Analizziamo di seguito la sentenza della Cassazione civile , sez. II, sentenza 20.11.2014 n° 24707
Il caso in questione è relativo ad un condomino che aveva adibito il proprio appartamento ad attività di affittacamere. Il regolamento condominiale prevedeva che gli appartamenti potessero essere adibiti esclusivamente ad uso abitativo o come ufficio privato professionale pertanto il condominio ha agito in giudizio contestando al condomino l’esercizio di un’attività alberghiera, vietata dal predetto regolamento condominiale.
Il condomino aveva però eccepito che l’attività di affittacamere non è lesiva della previsione regolamentare, in quanto non viene ad essere modificata la destinazione d’uso delle unità immobiliari adibite a tale attività.

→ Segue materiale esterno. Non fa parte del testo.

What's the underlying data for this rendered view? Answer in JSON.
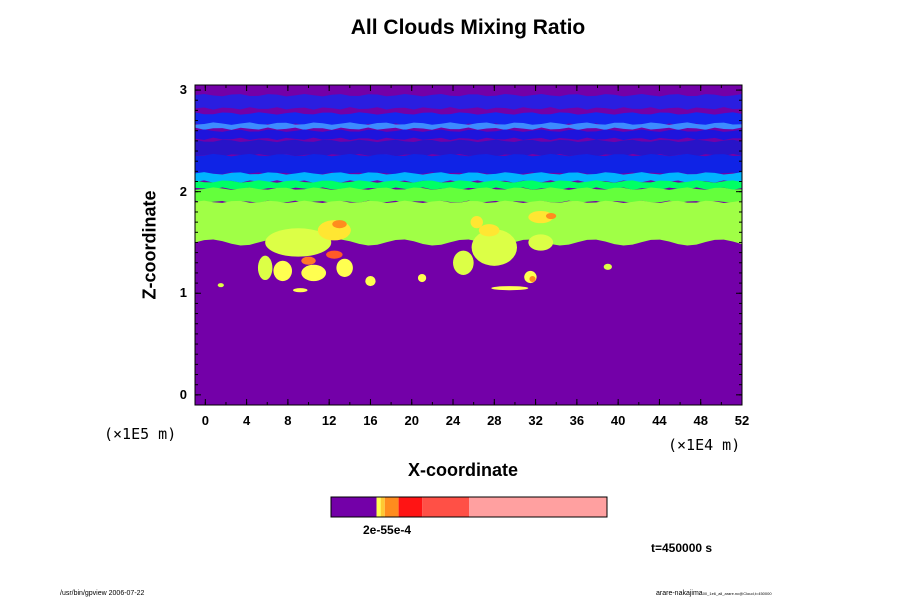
{
  "chart_data": {
    "type": "heatmap",
    "title": "All Clouds Mixing Ratio",
    "xlabel": "X-coordinate",
    "ylabel": "Z-coordinate",
    "x_unit": "(×1E4 m)",
    "y_unit": "(×1E5 m)",
    "xlim": [
      -1,
      52
    ],
    "ylim": [
      -0.1,
      3.05
    ],
    "x_ticks": [
      "0",
      "4",
      "8",
      "12",
      "16",
      "20",
      "24",
      "28",
      "32",
      "36",
      "40",
      "44",
      "48",
      "52"
    ],
    "y_ticks": [
      "0",
      "1",
      "2",
      "3"
    ],
    "background_color": "#7300a8",
    "bands": [
      {
        "z0": 2.82,
        "z1": 2.95,
        "color": "#2a1ee0"
      },
      {
        "z0": 2.66,
        "z1": 2.77,
        "color": "#1428f0"
      },
      {
        "z0": 2.62,
        "z1": 2.67,
        "color": "#3c8cff"
      },
      {
        "z0": 2.52,
        "z1": 2.6,
        "color": "#1e14dc"
      },
      {
        "z0": 2.36,
        "z1": 2.5,
        "color": "#2814c8"
      },
      {
        "z0": 2.18,
        "z1": 2.36,
        "color": "#0f23e6"
      },
      {
        "z0": 2.1,
        "z1": 2.18,
        "color": "#00b4ff"
      },
      {
        "z0": 2.03,
        "z1": 2.1,
        "color": "#00ff64"
      },
      {
        "z0": 1.9,
        "z1": 2.03,
        "color": "#64ff3c"
      },
      {
        "z0": 1.5,
        "z1": 1.9,
        "color": "#a0ff46"
      }
    ],
    "features": [
      {
        "x": 9,
        "z": 1.5,
        "rx": 3.2,
        "rz": 0.14,
        "color": "#dcff46"
      },
      {
        "x": 12.5,
        "z": 1.62,
        "rx": 1.6,
        "rz": 0.1,
        "color": "#ffe632"
      },
      {
        "x": 13,
        "z": 1.68,
        "rx": 0.7,
        "rz": 0.04,
        "color": "#ff8c1e"
      },
      {
        "x": 12.5,
        "z": 1.38,
        "rx": 0.8,
        "rz": 0.04,
        "color": "#ff5a28"
      },
      {
        "x": 10,
        "z": 1.32,
        "rx": 0.7,
        "rz": 0.04,
        "color": "#ff7828"
      },
      {
        "x": 7.5,
        "z": 1.22,
        "rx": 0.9,
        "rz": 0.1,
        "color": "#ffff50"
      },
      {
        "x": 10.5,
        "z": 1.2,
        "rx": 1.2,
        "rz": 0.08,
        "color": "#ffff50"
      },
      {
        "x": 13.5,
        "z": 1.25,
        "rx": 0.8,
        "rz": 0.09,
        "color": "#ffff50"
      },
      {
        "x": 5.8,
        "z": 1.25,
        "rx": 0.7,
        "rz": 0.12,
        "color": "#dcff46"
      },
      {
        "x": 16,
        "z": 1.12,
        "rx": 0.5,
        "rz": 0.05,
        "color": "#ffff50"
      },
      {
        "x": 21,
        "z": 1.15,
        "rx": 0.4,
        "rz": 0.04,
        "color": "#ffff50"
      },
      {
        "x": 25,
        "z": 1.3,
        "rx": 1.0,
        "rz": 0.12,
        "color": "#dcff46"
      },
      {
        "x": 28,
        "z": 1.45,
        "rx": 2.2,
        "rz": 0.18,
        "color": "#dcff46"
      },
      {
        "x": 27.5,
        "z": 1.62,
        "rx": 1.0,
        "rz": 0.06,
        "color": "#ffe632"
      },
      {
        "x": 26.3,
        "z": 1.7,
        "rx": 0.6,
        "rz": 0.06,
        "color": "#ffe632"
      },
      {
        "x": 32.5,
        "z": 1.5,
        "rx": 1.2,
        "rz": 0.08,
        "color": "#dcff46"
      },
      {
        "x": 32.5,
        "z": 1.75,
        "rx": 1.2,
        "rz": 0.06,
        "color": "#ffe632"
      },
      {
        "x": 33.5,
        "z": 1.76,
        "rx": 0.5,
        "rz": 0.03,
        "color": "#ff8c1e"
      },
      {
        "x": 31.5,
        "z": 1.16,
        "rx": 0.6,
        "rz": 0.06,
        "color": "#ffff50"
      },
      {
        "x": 31.7,
        "z": 1.14,
        "rx": 0.3,
        "rz": 0.03,
        "color": "#ff8c1e"
      },
      {
        "x": 29.5,
        "z": 1.05,
        "rx": 1.8,
        "rz": 0.02,
        "color": "#ffff50"
      },
      {
        "x": 9.2,
        "z": 1.03,
        "rx": 0.7,
        "rz": 0.02,
        "color": "#ffff50"
      },
      {
        "x": 1.5,
        "z": 1.08,
        "rx": 0.3,
        "rz": 0.02,
        "color": "#dcff46"
      },
      {
        "x": 39,
        "z": 1.26,
        "rx": 0.4,
        "rz": 0.03,
        "color": "#dcff46"
      }
    ],
    "colorbar": {
      "label": "2e-55e-4",
      "segments": [
        {
          "from": 0.0,
          "to": 0.165,
          "color": "#7300a8"
        },
        {
          "from": 0.165,
          "to": 0.18,
          "color": "#ffff50"
        },
        {
          "from": 0.18,
          "to": 0.195,
          "color": "#ffc832"
        },
        {
          "from": 0.195,
          "to": 0.245,
          "color": "#ff8c1e"
        },
        {
          "from": 0.245,
          "to": 0.33,
          "color": "#ff1414"
        },
        {
          "from": 0.33,
          "to": 0.5,
          "color": "#ff5046"
        },
        {
          "from": 0.5,
          "to": 1.0,
          "color": "#ffa0a0"
        }
      ]
    },
    "timestamp": "t=450000 s"
  },
  "footer": {
    "left": "/usr/bin/gpview 2006-07-22",
    "right_main": "arare-nakajima",
    "right_small": "00_1e6_all_arare.nc@Cloud,t=450000"
  }
}
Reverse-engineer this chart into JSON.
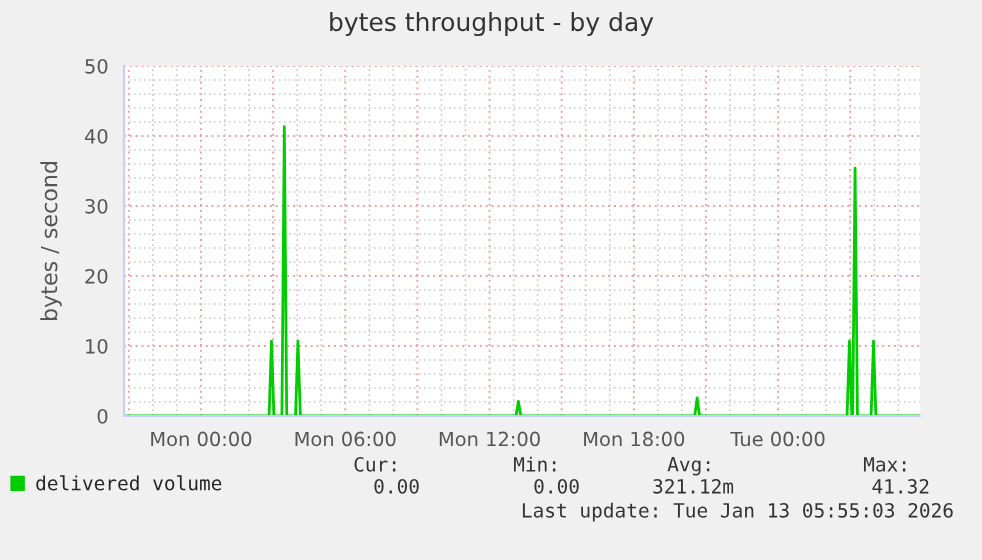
{
  "chart_data": {
    "type": "line",
    "title": "bytes throughput - by day",
    "ylabel": "bytes / second",
    "x": [
      "2026-01-11T20:48",
      "2026-01-12T02:50",
      "2026-01-12T02:56",
      "2026-01-12T03:02",
      "2026-01-12T03:22",
      "2026-01-12T03:28",
      "2026-01-12T03:34",
      "2026-01-12T03:56",
      "2026-01-12T04:02",
      "2026-01-12T04:08",
      "2026-01-12T13:06",
      "2026-01-12T13:12",
      "2026-01-12T13:18",
      "2026-01-12T20:32",
      "2026-01-12T20:38",
      "2026-01-12T20:44",
      "2026-01-13T02:52",
      "2026-01-13T02:58",
      "2026-01-13T03:04",
      "2026-01-13T03:06",
      "2026-01-13T03:12",
      "2026-01-13T03:18",
      "2026-01-13T03:52",
      "2026-01-13T03:58",
      "2026-01-13T04:04",
      "2026-01-13T05:54"
    ],
    "series": [
      {
        "name": "delivered volume",
        "color": "#00cc00",
        "values": [
          0,
          0,
          10.7,
          0,
          0,
          41.32,
          0,
          0,
          10.7,
          0,
          0,
          2.1,
          0,
          0,
          2.6,
          0,
          0,
          10.7,
          0,
          0,
          35.4,
          0,
          0,
          10.7,
          0,
          0
        ]
      }
    ],
    "xlim": [
      "2026-01-11T20:48",
      "2026-01-13T05:54"
    ],
    "xticks": [
      {
        "value": "2026-01-11T21:00",
        "label": null
      },
      {
        "value": "2026-01-12T00:00",
        "label": "Mon 00:00"
      },
      {
        "value": "2026-01-12T03:00",
        "label": null
      },
      {
        "value": "2026-01-12T06:00",
        "label": "Mon 06:00"
      },
      {
        "value": "2026-01-12T09:00",
        "label": null
      },
      {
        "value": "2026-01-12T12:00",
        "label": "Mon 12:00"
      },
      {
        "value": "2026-01-12T15:00",
        "label": null
      },
      {
        "value": "2026-01-12T18:00",
        "label": "Mon 18:00"
      },
      {
        "value": "2026-01-12T21:00",
        "label": null
      },
      {
        "value": "2026-01-13T00:00",
        "label": "Tue 00:00"
      },
      {
        "value": "2026-01-13T03:00",
        "label": null
      }
    ],
    "ylim": [
      0,
      50
    ],
    "yticks": [
      0,
      10,
      20,
      30,
      40,
      50
    ],
    "grid": true,
    "legend": "bottom left",
    "marker": "none",
    "line_style": "solid",
    "annotations": [
      "Cur:",
      "Min:",
      "Avg:",
      "Max:",
      "0.00",
      "0.00",
      "321.12m",
      "41.32",
      "Last update: Tue Jan 13 05:55:03 2026"
    ]
  }
}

Il primo grado di giudizio si era concluso con la vittoria del condominio mentre, a seguito della proposizione di appello, il procedimento di secondo grado accoglieva la tesi difensiva del condomino, ritenendo legittima l’attività di affittacamere. Veniva quindi proposto ricorso per cassazione, dando così occasione alla Corte di pronunciarsi su tale vicenda.
Il tema svolto nella pronuncia in esame, in sostanza, prende le mosse dalla considerazione che il giudizio per cassazione non può avere ad oggetto accertamenti in punto di fatto.
Ora, nel caso di specie, la Corte d’Appello aveva fondato la propria statuizione su una compiuta analisi del regolamento condominiale: analisi svolta alla luce dei principi e delle disposizioni sull’interpretazione dei contratti previsti dal Codici.
Una tale attività, ossia quella di individuare l’esatta modalità interpretativa del regolamento condominiale, secondo la Corte sfugge di per sé al suo ruolo: essa può semmai sindacare la pronuncia di secondo grado sotto il profilo della presenza di una compiuta e coerente motivazione.
In altri termini, nell’ambito del giudizio di cassazione è possibile dedurre il vizio della pronuncia consistente in una omessa, o illogica, motivazione della decisione presa, mentre non è possibile chiedere la reiterazione di un giudizio avente ad oggetto l’interpretazione delle disposizioni contrattuali.
Sulla base di tali assunti, la Corte ha dunque evidenziato come “La Corte d’appello ha, infatti, con argomentazioni logiche e coerenti, ritenuto che la disposizione regolamentare, tenuto conto che la destinazione a civile abitazione costituisce il presupposto per l’utilizzazione di una unità abitativa ai fini dell’attività di bed and breakfast (…), non precludesse la destinazione delle unità di proprietà esclusiva alla detta attività.”
Detto ciò, la sentenza si spinge comunque oltre, evidenziando come le argomentazioni del condominio, volte ad affermare la tesi secondo cui lo svolgimento della predetta attività avrebbe conseguenze pregiudizievoli per gli altri condomini, risultavano sprovviste di alcun elemento probatorio.
In altri termini, secondo il ragionamento della Corte, lo svolgimento dell’attività di affittacamere non è di per sé incompatibile con una clausola del regolamento condominiale che preveda l’uso esclusivo come privata abitazione: ciò tuttavia con la precisazione che il condomino, o gli altri condomini, potrebbero dar prova del fatto che l’esercizio di una tale attività sia lesiva dei loro interessi.
Non essendo fornita una tale prova nel caso di specie, le argomentazioni esposte dal giudice di secondo grado risultano, secondo la pronuncia in esame, del tutto coerenti e logiche.